Canada’s economy contracted by 0.1 percent in February, which included the single worst drop in the transportation and warehousing sector in nearly eight years.
The gross domestic product data from Statistics Canada, released on April 30, followed an unexpectedly strong January of 0.3 percent growth. The biggest drag on the economy came from mining and oil and gas extraction, which dropped by 1.6 percent, led by 4.4 percent decline in mining and quarrying.
Overall, transportation and warehousing declined by 1.6 percent, the sharpest decline since June 2011. The drop largely came from a 10.8 percent decline in rail transportation.
“There were widespread declines in rail movement of products, such as iron ore, potash and fuel oils and crude petroleum,” Statistics Canada wrote.

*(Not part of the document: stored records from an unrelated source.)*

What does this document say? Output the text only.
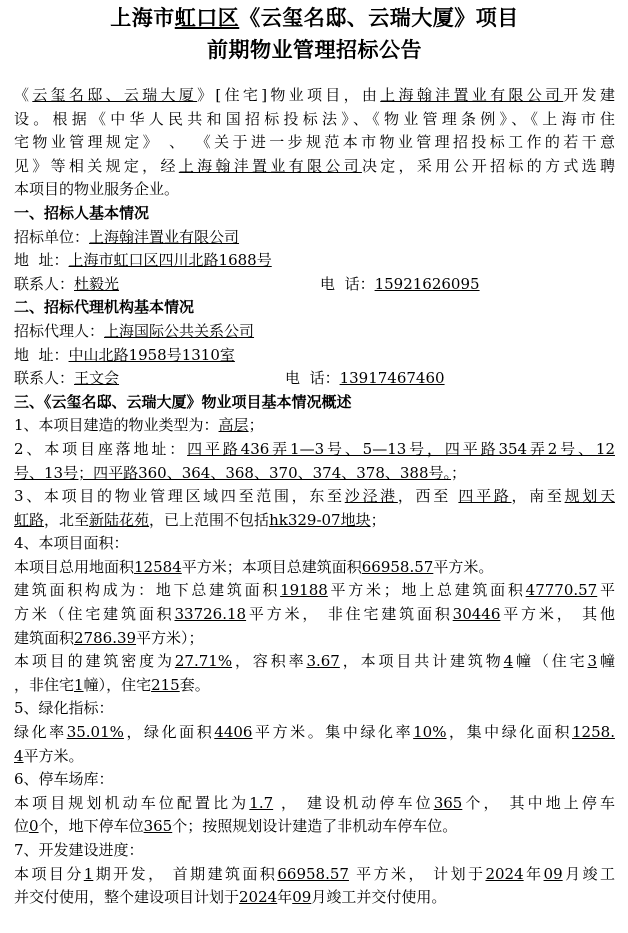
上海市虹口区《云玺名邸、云瑞大厦》项目
前期物业管理招标公告

《云玺名邸、云瑞大厦》[住宅]物业项目，由上海翰沣置业有限公司开发建

设。根据《中华人民共和国招标投标法》、《物业管理条例》、《上海市住

宅物业管理规定》 、 《关于进一步规范本市物业管理招投标工作的若干意

见》等相关规定，经上海翰沣置业有限公司决定，采用公开招标的方式选聘

本项目的物业服务企业。

一、招标人基本情况

招标单位：上海翰沣置业有限公司

地  址：上海市虹口区四川北路1688号

联系人：杜毅光	电  话：15921626095

二、招标代理机构基本情况

招标代理人：上海国际公共关系公司

地  址：中山北路1958号1310室

联系人：王文会	电  话：13917467460

三、《云玺名邸、云瑞大厦》物业项目基本情况概述

1、本项目建造的物业类型为：高层；

2、本项目座落地址：四平路436弄1—3号、5—13号，四平路354弄2号、12

号、13号；四平路360、364、368、370、374、378、388号。；

3、本项目的物业管理区域四至范围，东至沙泾港，西至 四平路，南至规划天

虹路，北至新陆花苑，已上范围不包括hk329-07地块；

4、本项目面积：

本项目总用地面积12584平方米；本项目总建筑面积66958.57平方米。

建筑面积构成为：地下总建筑面积19188平方米；地上总建筑面积47770.57平

方米（住宅建筑面积33726.18平方米， 非住宅建筑面积30446平方米， 其他

建筑面积2786.39平方米）；

本项目的建筑密度为27.71%，容积率3.67，本项目共计建筑物4幢（住宅3幢

，非住宅1幢），住宅215套。

5、绿化指标：

绿化率35.01%，绿化面积4406平方米。集中绿化率10%，集中绿化面积1258.

4平方米。

6、停车场库：

本项目规划机动车位配置比为1.7 ， 建设机动停车位365个， 其中地上停车

位0个，地下停车位365个；按照规划设计建造了非机动车停车位。

7、开发建设进度：

本项目分1期开发， 首期建筑面积66958.57 平方米， 计划于2024年09月竣工

并交付使用，整个建设项目计划于2024年09月竣工并交付使用。
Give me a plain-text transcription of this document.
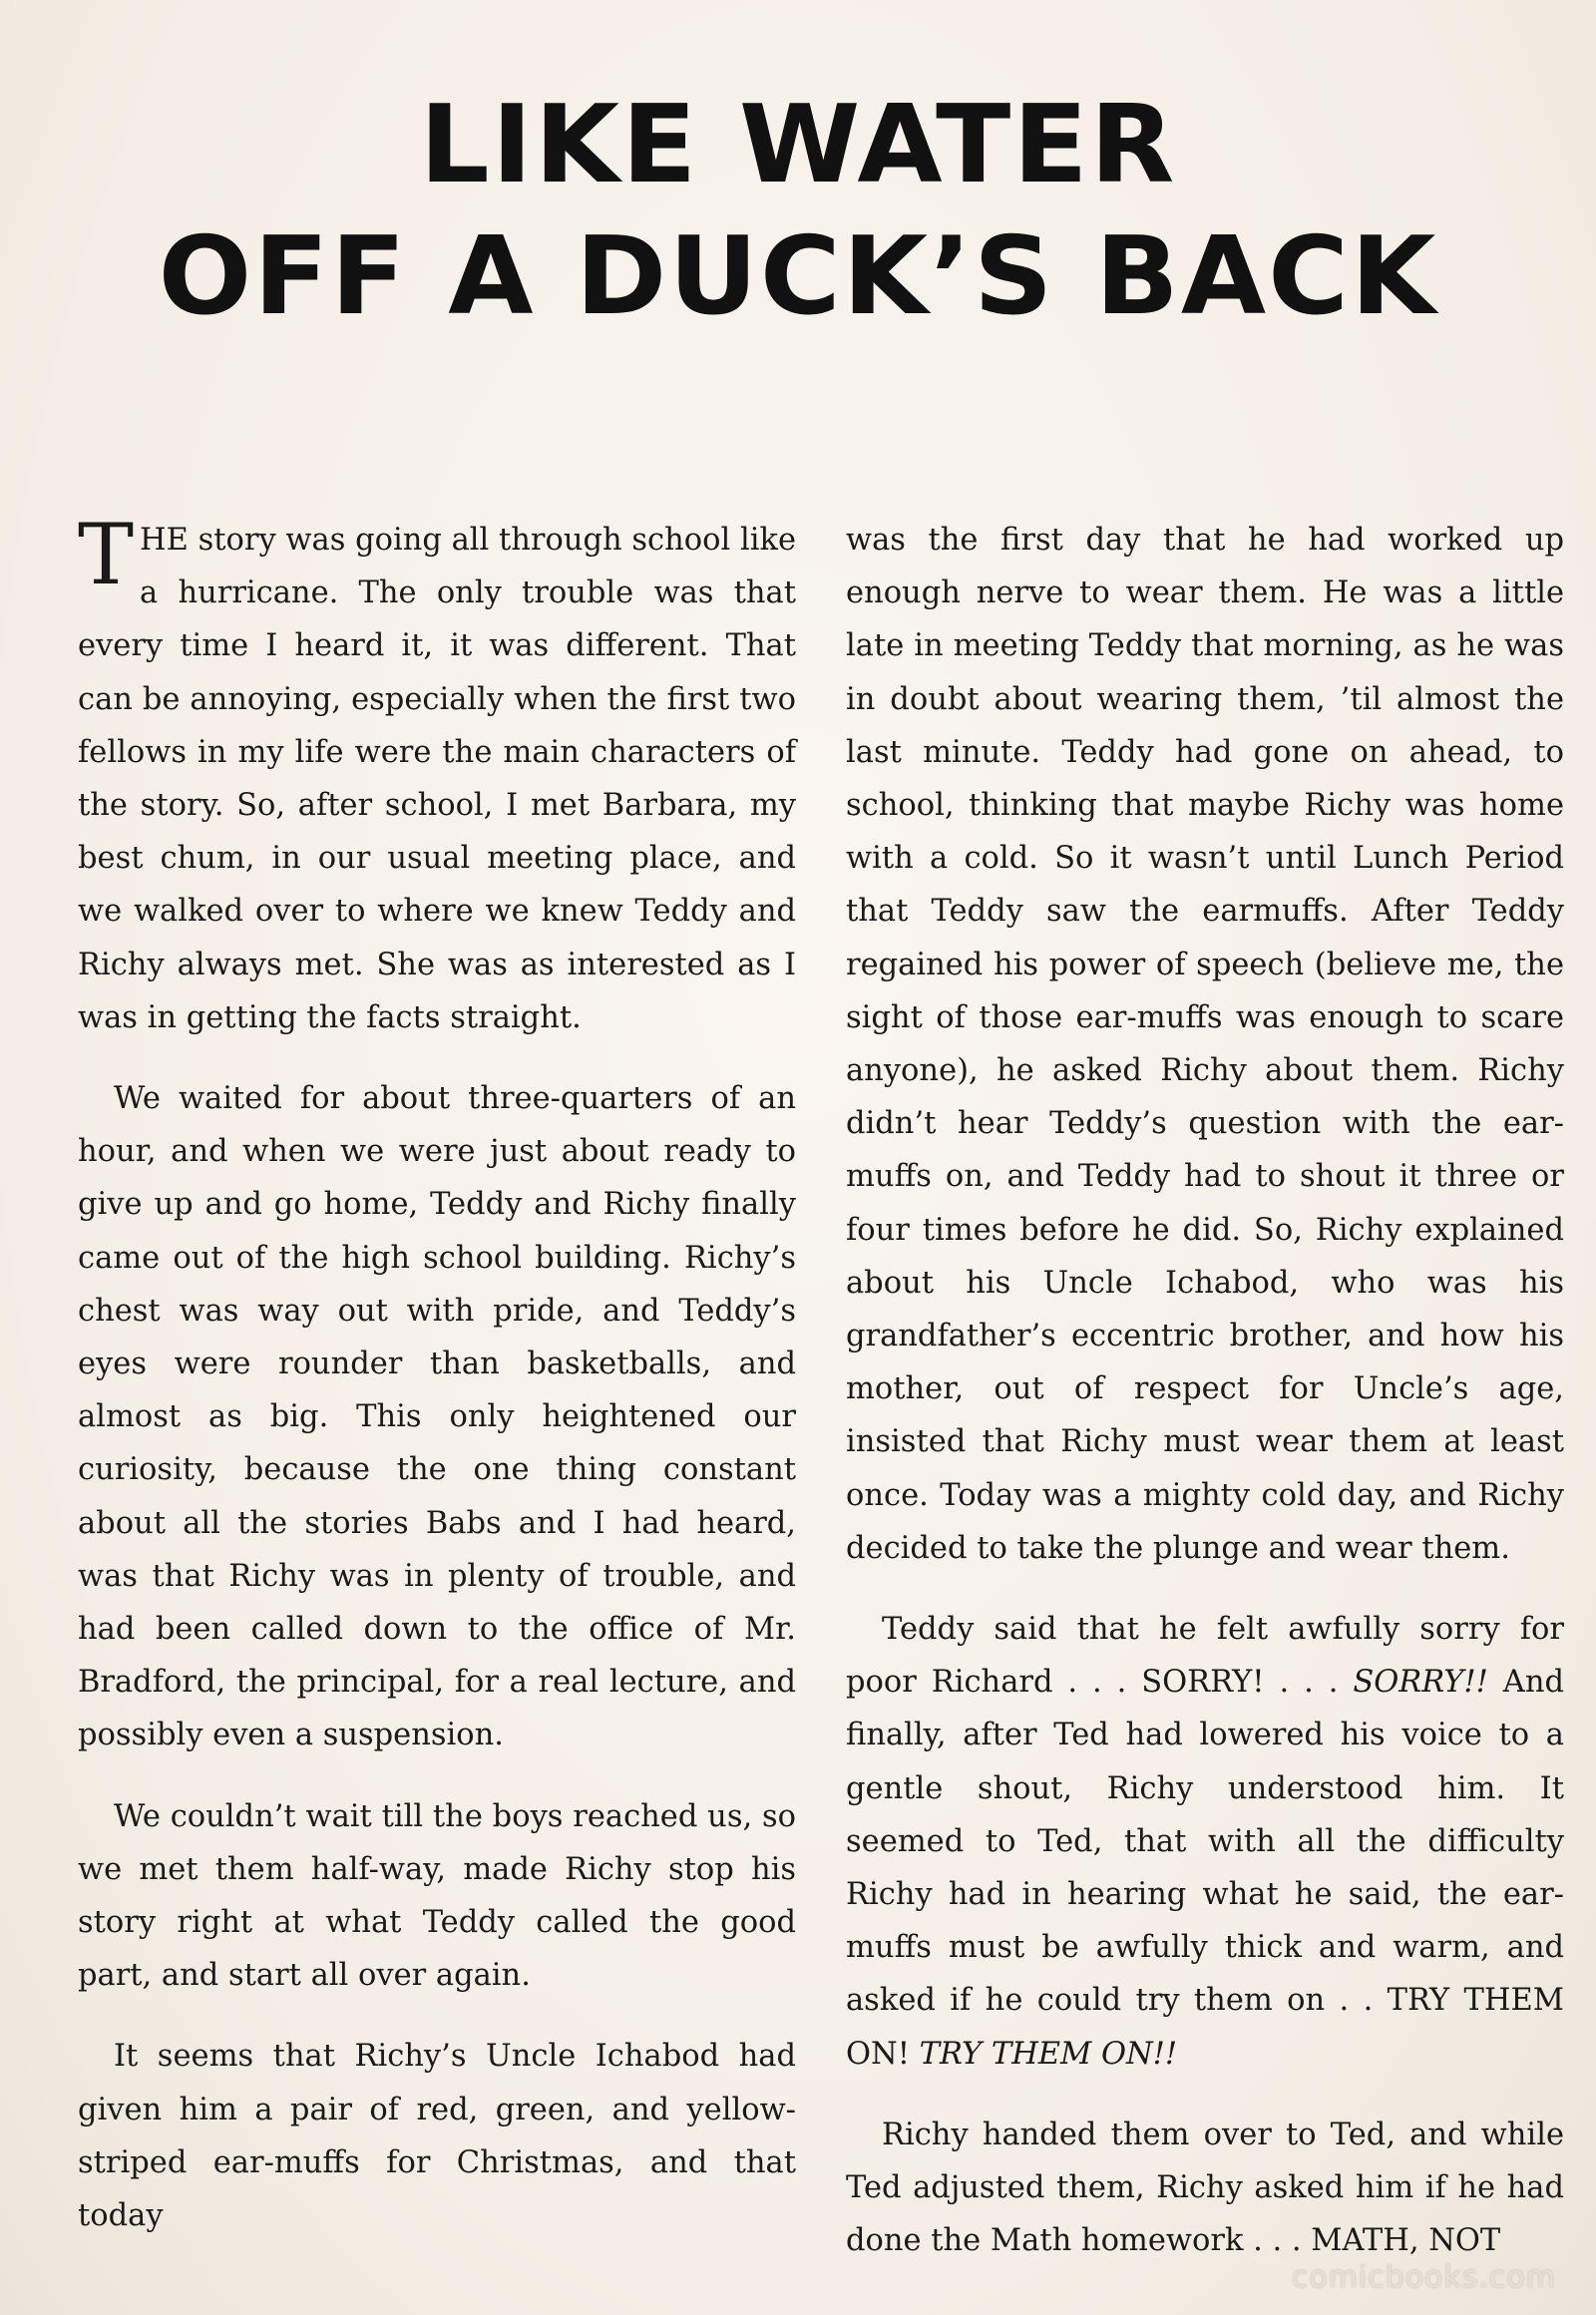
LIKE WATER
OFF A DUCK’S BACK

THE story was going all through school like a hurricane. The only trouble was that every time I heard it, it was different. That can be annoying, especially when the first two fellows in my life were the main characters of the story. So, after school, I met Barbara, my best chum, in our usual meeting place, and we walked over to where we knew Teddy and Richy always met. She was as interested as I was in getting the facts straight.

We waited for about three-quarters of an hour, and when we were just about ready to give up and go home, Teddy and Richy finally came out of the high school building. Richy’s chest was way out with pride, and Teddy’s eyes were rounder than basketballs, and almost as big. This only heightened our curiosity, because the one thing constant about all the stories Babs and I had heard, was that Richy was in plenty of trouble, and had been called down to the office of Mr. Bradford, the principal, for a real lecture, and possibly even a suspension.

We couldn’t wait till the boys reached us, so we met them half-way, made Richy stop his story right at what Teddy called the good part, and start all over again.

It seems that Richy’s Uncle Ichabod had given him a pair of red, green, and yellow-striped ear-muffs for Christmas, and that today

was the first day that he had worked up enough nerve to wear them. He was a little late in meeting Teddy that morning, as he was in doubt about wearing them, ’til almost the last minute. Teddy had gone on ahead, to school, thinking that maybe Richy was home with a cold. So it wasn’t until Lunch Period that Teddy saw the earmuffs. After Teddy regained his power of speech (believe me, the sight of those ear-muffs was enough to scare anyone), he asked Richy about them. Richy didn’t hear Teddy’s question with the ear-muffs on, and Teddy had to shout it three or four times before he did. So, Richy explained about his Uncle Ichabod, who was his grandfather’s eccentric brother, and how his mother, out of respect for Uncle’s age, insisted that Richy must wear them at least once. Today was a mighty cold day, and Richy decided to take the plunge and wear them.

Teddy said that he felt awfully sorry for poor Richard . . . SORRY! . . . SORRY!! And finally, after Ted had lowered his voice to a gentle shout, Richy understood him. It seemed to Ted, that with all the difficulty Richy had in hearing what he said, the ear-muffs must be awfully thick and warm, and asked if he could try them on . . TRY THEM ON! TRY THEM ON!!

Richy handed them over to Ted, and while Ted adjusted them, Richy asked him if he had done the Math homework . . . MATH, NOT

comicbooks.com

Unusually cold weather and strong snowfall and a rail line closure in the Canadian Rockies weighed on the sector.
Truck transportation declined more modestly, -0.5 percent, while pipeline transportation increased by 1.1 percent. Growth in natural gas transportation more than offset a small decline in crude oil transportation.
Alain Bédard, CEO of TFI International (TSX:TFI) told analysts on April 24 following a record first quarter that the harsher weather had dampened the expected lift in spring-time freight volumes for its Canadian trucking business.
“We’re not seeing that in Canada yet and this is, in our mind, is weather-related,” Bédard said.
Brian DePratto, a senior economist at TD, wrote in a research note on April 26 that February’s data suggested that the Canadian economy remained “in a soft patch but one driven by temporary factors.”
He also wrote, “The good news, however, is that the underlying economic signals remain generally healthy, with construction activity rising for a second month, and some modest signs of life in investment.”
Construction increased by 0.2 percent in February, led by 1.2 percent growth in residential construction.
Manufacturing declined by 0.4 percent, following a 2.1 percent jump in January, the largest in nearly 15 years. Wood products had the biggest decline, 4.2 percent. Machinery jumped by 5.2 percent and fabricated metals increased by 3.1 percent.
Retail increased by 0.2 percent, driven by strength in general merchandise stores and auto and parts dealers. Wholesale rose by 0.1 percent, including an 8.6 percent jump in auto and parts wholesalers on a surge of imported vehicles.